Dr. Kakkis is currently Ultragenyx’s President and Chief Executive Officer. He is also President of the non-profit EveryLife Foundation for Rare Diseases, an organization he founded in 2009 to work on regulatory policy issues. Over the last 22 years Dr. Kakkis is best known for his work developing novel treatments for rare disorders. He began his work developing an enzyme replacement therapy (Aldurazyme®) for the rare disorder MPS I, with minimal funding and support. The struggle to get the therapy translated from a successful canine model to patients succeeded due to the critical financial support of the Ryan Foundation, a patient organization formed by Mark and Jeanne Dant for their son Ryan. Aldurazyme development was later supported by BioMarin and Genzyme leading to FDA approval in 2003. After joining BioMarin in 1998, Dr. Kakkis guided the development and approval of two more treatments for rare disorders, MPS VI and PKU, and has contributed to the initiation of 7 other treatment programs for rare disorders, three of which are now in clinical development or approved.

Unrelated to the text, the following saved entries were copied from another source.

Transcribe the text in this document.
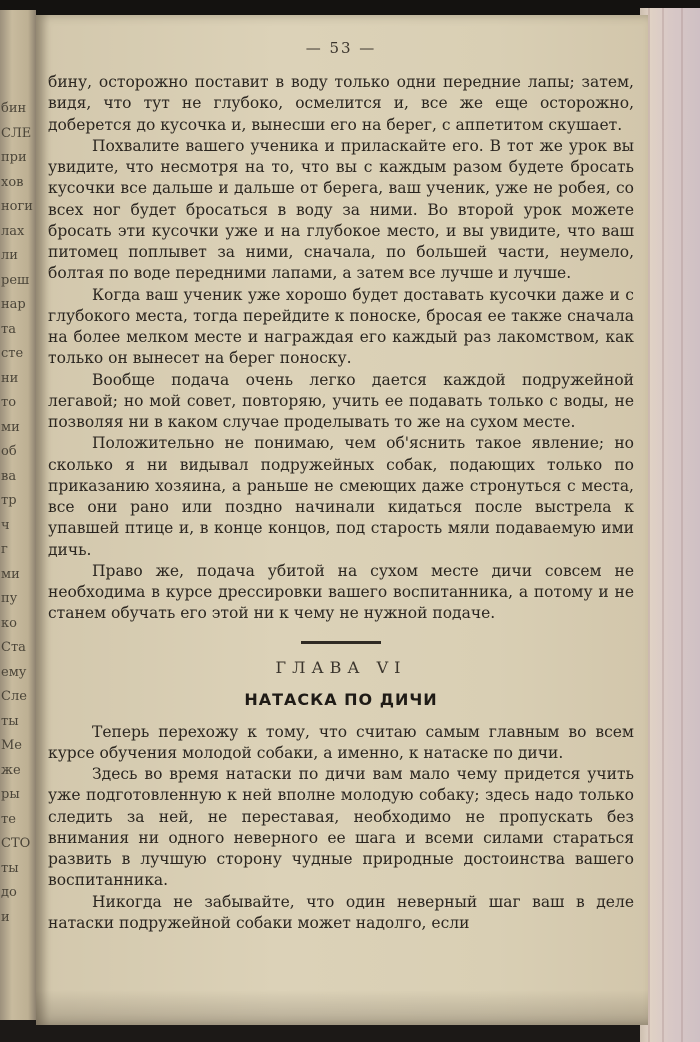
бин
СЛЕ
при
хов
ноги
лах
ли
реш
нар
та
сте
ни
то
ми
об
ва
тр
ч
г
ми
пу
ко
Ста
ему
Сле
ты
Ме
же
ры
те
СТО
ты
до
и
— 53 —

бину, осторожно поставит в воду только одни передние лапы; затем, видя, что тут не глубоко, осмелится и, все же еще осторожно, доберется до кусочка и, вынесши его на берег, с аппетитом скушает.

Похвалите вашего ученика и приласкайте его. В тот же урок вы увидите, что несмотря на то, что вы с каждым разом будете бросать кусочки все дальше и дальше от берега, ваш ученик, уже не робея, со всех ног будет бросаться в воду за ними. Во второй урок можете бросать эти кусочки уже и на глубокое место, и вы увидите, что ваш питомец поплывет за ними, сначала, по большей части, неумело, болтая по воде передними лапами, а затем все лучше и лучше.

Когда ваш ученик уже хорошо будет доставать кусочки даже и с глубокого места, тогда перейдите к поноске, бросая ее также сначала на более мелком месте и награждая его каждый раз лакомством, как только он вынесет на берег поноску.

Вообще подача очень легко дается каждой подружейной легавой; но мой совет, повторяю, учить ее подавать только с воды, не позволяя ни в каком случае проделывать то же на сухом месте.

Положительно не понимаю, чем об'яснить такое явление; но сколько я ни видывал подружейных собак, подающих только по приказанию хозяина, а раньше не смеющих даже стронуться с места, все они рано или поздно начинали кидаться после выстрела к упавшей птице и, в конце концов, под старость мяли подаваемую ими дичь.

Право же, подача убитой на сухом месте дичи совсем не необходима в курсе дрессировки вашего воспитанника, а потому и не станем обучать его этой ни к чему не нужной подаче.

ГЛАВА VI
НАТАСКА ПО ДИЧИ

Теперь перехожу к тому, что считаю самым главным во всем курсе обучения молодой собаки, а именно, к натаске по дичи.

Здесь во время натаски по дичи вам мало чему придется учить уже подготовленную к ней вполне молодую собаку; здесь надо только следить за ней, не переставая, необходимо не пропускать без внимания ни одного неверного ее шага и всеми силами стараться развить в лучшую сторону чудные природные достоинства вашего воспитанника.

Никогда не забывайте, что один неверный шаг ваш в деле натаски подружейной собаки может надолго, если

After 11 years at BioMarin, Dr. Kakkis funded and launched the EveryLife Foundation for Rare Diseases, a non-profit foundation dedicated to the acceleration of biotech innovation for rare diseases through practical and scientifically sound improvements to development strategies, regulatory policy and law. The Foundation successfully advocated for improvements to the accelerated approval pathway for rare disease treatments that was passed by Congress in FDASIA in 2012.

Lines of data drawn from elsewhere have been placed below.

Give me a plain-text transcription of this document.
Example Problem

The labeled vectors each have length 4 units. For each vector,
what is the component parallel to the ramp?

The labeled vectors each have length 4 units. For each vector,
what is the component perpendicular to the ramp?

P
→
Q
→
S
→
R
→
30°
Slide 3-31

Dr. Kakkis went on to found Ultragenyx in 2010 to focus on developing as many rare and ultra-rare disease therapeutics as possible. Since its founding, Ultragenyx has grown to more than 100 employees developing treatments for five rare and ultra-rare diseases in Phase 2 and Phase 3 clinical development. The company went public in January 2014 (RARE NASDAQ).
Dr. Kakkis is board certified in both Pediatrics and Medical Genetics. He graduated from Pomona College, magna cum laude and received the Vaile prize for his research. He received combined M.D. and Ph.D. degrees from the UCLA Medical Scientist Program and received the Bogen prize for his research. He completed a Pediatrics residency and Medical Genetics Training Fellowship at Harbor- UCLA Medical Center from 1989-1993 and from 1993 to 1998, was an assistant professor of Pediatrics at Harbor-UCLA Medical Center where he initiated the enzyme therapy program for MPS I.